Respirez. C’est récupérable dans l’immense majorité des cas. Mais il faut agir vite et dans le bon ordre. Voici exactement quoi faire, étape par étape, même si vous n’êtes pas technicien.

Pourquoi les sites WordPress se font pirater

Avant d’agir, comprenez ce qui s’est passé. WordPress fait tourner plus de 40 % des sites web dans le monde. C’est une qualité, mais c’est aussi ce qui en fait une cible privilégiée pour les pirates.

Les trois causes principales de piratage sont toujours les mêmes.

Les extensions (plugins) obsolètes. Chaque plugin est un bout de code écrit par un développeur tiers. Quand une faille de sécurité est découverte, une mise à jour est publiée pour la corriger. Si vous ne faites pas cette mise à jour, la faille reste ouverte, et les pirates le savent. Ils scannent automatiquement des millions de sites à la recherche de ces failles connues.

Les mots de passe faibles. « admin / admin123 », ça fait sourire, mais c’est encore la réalité sur beaucoup de sites. Les attaques par force brute testent des milliers de combinaisons par minute. Sans protection, c’est une question de temps.

Un hébergement mal configuré. Permissions de fichiers trop ouvertes, PHP obsolète, pas de pare-feu, pas de supervision, votre hébergeur fournit un serveur, mais la sécurité dépend souvent de vous. Et si personne ne s’en occupe, personne ne détecte l’intrusion.

Les signes que votre site a été piraté

Certains piratages sont visibles, d’autres non. Voici les signaux les plus courants :

Votre site redirige vers un autre site. Vous tapez votre adresse et vous atterrissez sur une pharmacie en ligne, un casino ou un site pour adultes. C’est le signe le plus évident : un pirate a modifié le code de votre site pour rediriger vos visiteurs.

Du contenu inconnu apparaît sur vos pages. Des liens, des publicités, des textes en japonais ou en anglais que vous n’avez jamais écrits. C’est souvent ce qu’on appelle un « Japanese SEO hack » : le pirate utilise votre site pour positionner ses propres pages dans Google.

Google affiche un avertissement. Si vous voyez « Ce site peut endommager votre ordinateur » dans les résultats de recherche, Google a détecté du code malveillant sur votre site. Vos visiteurs verront cet avertissement et ne cliqueront pas. Votre référencement s’effondre.

Vous ne pouvez plus vous connecter à l’administration. Le pirate a changé votre mot de passe ou supprimé votre compte administrateur. Vous êtes enfermé dehors.

Votre hébergeur a suspendu votre site. Certains hébergeurs coupent automatiquement les sites compromis pour protéger le reste de leur infrastructure. Vous recevez un email vous informant que votre site a été désactivé.

Votre site est anormalement lent. Le pirate utilise peut-être votre serveur pour envoyer du spam ou miner de la cryptomonnaie. Résultat : vos ressources sont consommées et votre site rame.

Les 7 étapes pour reprendre le contrôle

Étape 1 : Ne touchez à rien, constatez

C’est contre-intuitif, mais ne commencez pas par supprimer des fichiers ou réinstaller WordPress. D’abord, documentez :

Prenez des captures d’écran de ce que vous voyez (pages modifiées, messages d’erreur, alertes Google). Notez la date et l’heure à laquelle vous avez constaté le problème. Si vous avez reçu un email de votre hébergeur, conservez-le.

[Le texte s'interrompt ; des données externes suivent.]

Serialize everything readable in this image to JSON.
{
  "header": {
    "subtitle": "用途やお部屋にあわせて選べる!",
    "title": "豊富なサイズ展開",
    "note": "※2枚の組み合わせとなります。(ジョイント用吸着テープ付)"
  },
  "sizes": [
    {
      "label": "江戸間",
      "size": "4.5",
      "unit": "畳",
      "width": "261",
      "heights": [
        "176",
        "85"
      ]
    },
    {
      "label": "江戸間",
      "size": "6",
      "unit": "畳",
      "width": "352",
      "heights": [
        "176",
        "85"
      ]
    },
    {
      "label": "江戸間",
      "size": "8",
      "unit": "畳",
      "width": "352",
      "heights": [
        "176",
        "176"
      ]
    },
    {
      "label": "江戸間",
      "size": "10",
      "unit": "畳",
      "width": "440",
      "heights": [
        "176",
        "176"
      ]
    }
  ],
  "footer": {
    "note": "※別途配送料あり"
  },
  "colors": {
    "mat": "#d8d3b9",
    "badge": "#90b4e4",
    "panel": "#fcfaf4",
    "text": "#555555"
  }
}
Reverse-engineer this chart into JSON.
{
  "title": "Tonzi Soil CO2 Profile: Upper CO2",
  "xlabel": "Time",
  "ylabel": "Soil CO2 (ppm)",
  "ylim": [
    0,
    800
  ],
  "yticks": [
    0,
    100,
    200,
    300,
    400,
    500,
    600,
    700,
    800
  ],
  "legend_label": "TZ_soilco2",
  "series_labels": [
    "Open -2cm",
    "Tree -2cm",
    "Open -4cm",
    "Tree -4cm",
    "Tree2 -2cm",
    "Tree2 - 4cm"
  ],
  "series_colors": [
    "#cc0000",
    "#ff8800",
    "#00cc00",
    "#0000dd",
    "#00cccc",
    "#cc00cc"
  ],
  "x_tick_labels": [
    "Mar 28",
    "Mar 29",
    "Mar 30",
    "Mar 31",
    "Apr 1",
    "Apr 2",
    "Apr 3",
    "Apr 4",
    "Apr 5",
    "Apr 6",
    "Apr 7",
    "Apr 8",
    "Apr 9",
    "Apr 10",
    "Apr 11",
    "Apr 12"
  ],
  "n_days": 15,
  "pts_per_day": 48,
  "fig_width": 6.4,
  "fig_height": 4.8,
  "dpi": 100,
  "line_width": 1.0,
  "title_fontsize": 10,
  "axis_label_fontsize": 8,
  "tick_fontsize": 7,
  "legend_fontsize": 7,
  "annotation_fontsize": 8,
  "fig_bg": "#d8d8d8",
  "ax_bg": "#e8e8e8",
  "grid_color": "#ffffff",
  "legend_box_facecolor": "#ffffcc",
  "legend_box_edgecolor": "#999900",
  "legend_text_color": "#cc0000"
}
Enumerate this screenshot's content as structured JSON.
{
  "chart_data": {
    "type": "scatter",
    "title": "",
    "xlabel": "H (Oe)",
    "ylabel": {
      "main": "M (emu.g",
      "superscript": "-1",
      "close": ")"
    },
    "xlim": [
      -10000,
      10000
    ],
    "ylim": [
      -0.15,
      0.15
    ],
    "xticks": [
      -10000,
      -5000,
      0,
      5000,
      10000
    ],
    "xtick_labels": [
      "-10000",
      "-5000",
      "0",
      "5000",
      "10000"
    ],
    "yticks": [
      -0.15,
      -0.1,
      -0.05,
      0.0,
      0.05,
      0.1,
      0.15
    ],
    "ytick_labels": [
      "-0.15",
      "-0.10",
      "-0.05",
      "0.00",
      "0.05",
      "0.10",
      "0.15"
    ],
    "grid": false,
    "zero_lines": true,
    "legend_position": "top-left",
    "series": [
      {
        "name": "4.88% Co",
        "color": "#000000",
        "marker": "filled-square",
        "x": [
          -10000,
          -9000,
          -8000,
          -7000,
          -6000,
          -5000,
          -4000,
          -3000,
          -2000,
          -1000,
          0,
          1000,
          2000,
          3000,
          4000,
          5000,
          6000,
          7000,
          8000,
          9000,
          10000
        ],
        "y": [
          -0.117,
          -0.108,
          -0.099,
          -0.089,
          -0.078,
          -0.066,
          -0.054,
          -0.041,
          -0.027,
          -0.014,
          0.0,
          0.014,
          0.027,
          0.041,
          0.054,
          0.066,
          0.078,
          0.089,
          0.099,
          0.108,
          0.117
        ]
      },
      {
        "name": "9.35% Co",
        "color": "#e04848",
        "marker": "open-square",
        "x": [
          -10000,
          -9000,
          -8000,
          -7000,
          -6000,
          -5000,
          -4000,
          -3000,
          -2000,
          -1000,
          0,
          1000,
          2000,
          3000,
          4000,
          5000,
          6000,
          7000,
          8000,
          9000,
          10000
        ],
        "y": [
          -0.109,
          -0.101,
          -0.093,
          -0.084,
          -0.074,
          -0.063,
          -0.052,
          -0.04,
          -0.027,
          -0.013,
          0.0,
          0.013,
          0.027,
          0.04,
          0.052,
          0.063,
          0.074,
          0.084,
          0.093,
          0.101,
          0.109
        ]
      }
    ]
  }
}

Ces informations seront utiles pour comprendre ce qui s’est passé et, si nécessaire, pour déclarer l’incident (notamment si des données personnelles sont concernées, on y reviendra).

Étape 2 : Changez tous vos mots de passe

Tous. Pas seulement celui de WordPress.

Changez le mot de passe de votre administration WordPress, celui de votre accès FTP ou SFTP, celui de votre base de données MySQL, celui de votre espace hébergeur (cPanel, Plesk ou équivalent), et celui de votre adresse email associée au compte admin.

Utilisez des mots de passe d’au moins 16 caractères avec des lettres, des chiffres et des caractères spéciaux. Un gestionnaire de mots de passe (Bitwarden, 1Password) vous simplifiera la vie.

Si vous ne pouvez plus accéder à votre administration WordPress, passez directement à l’étape 3.

Étape 3 : Mettez votre site en maintenance

Tant que votre site est compromis, chaque visiteur est potentiellement exposé à du contenu malveillant. Et Google continue d’indexer les pages infectées, ce qui aggrave le problème SEO.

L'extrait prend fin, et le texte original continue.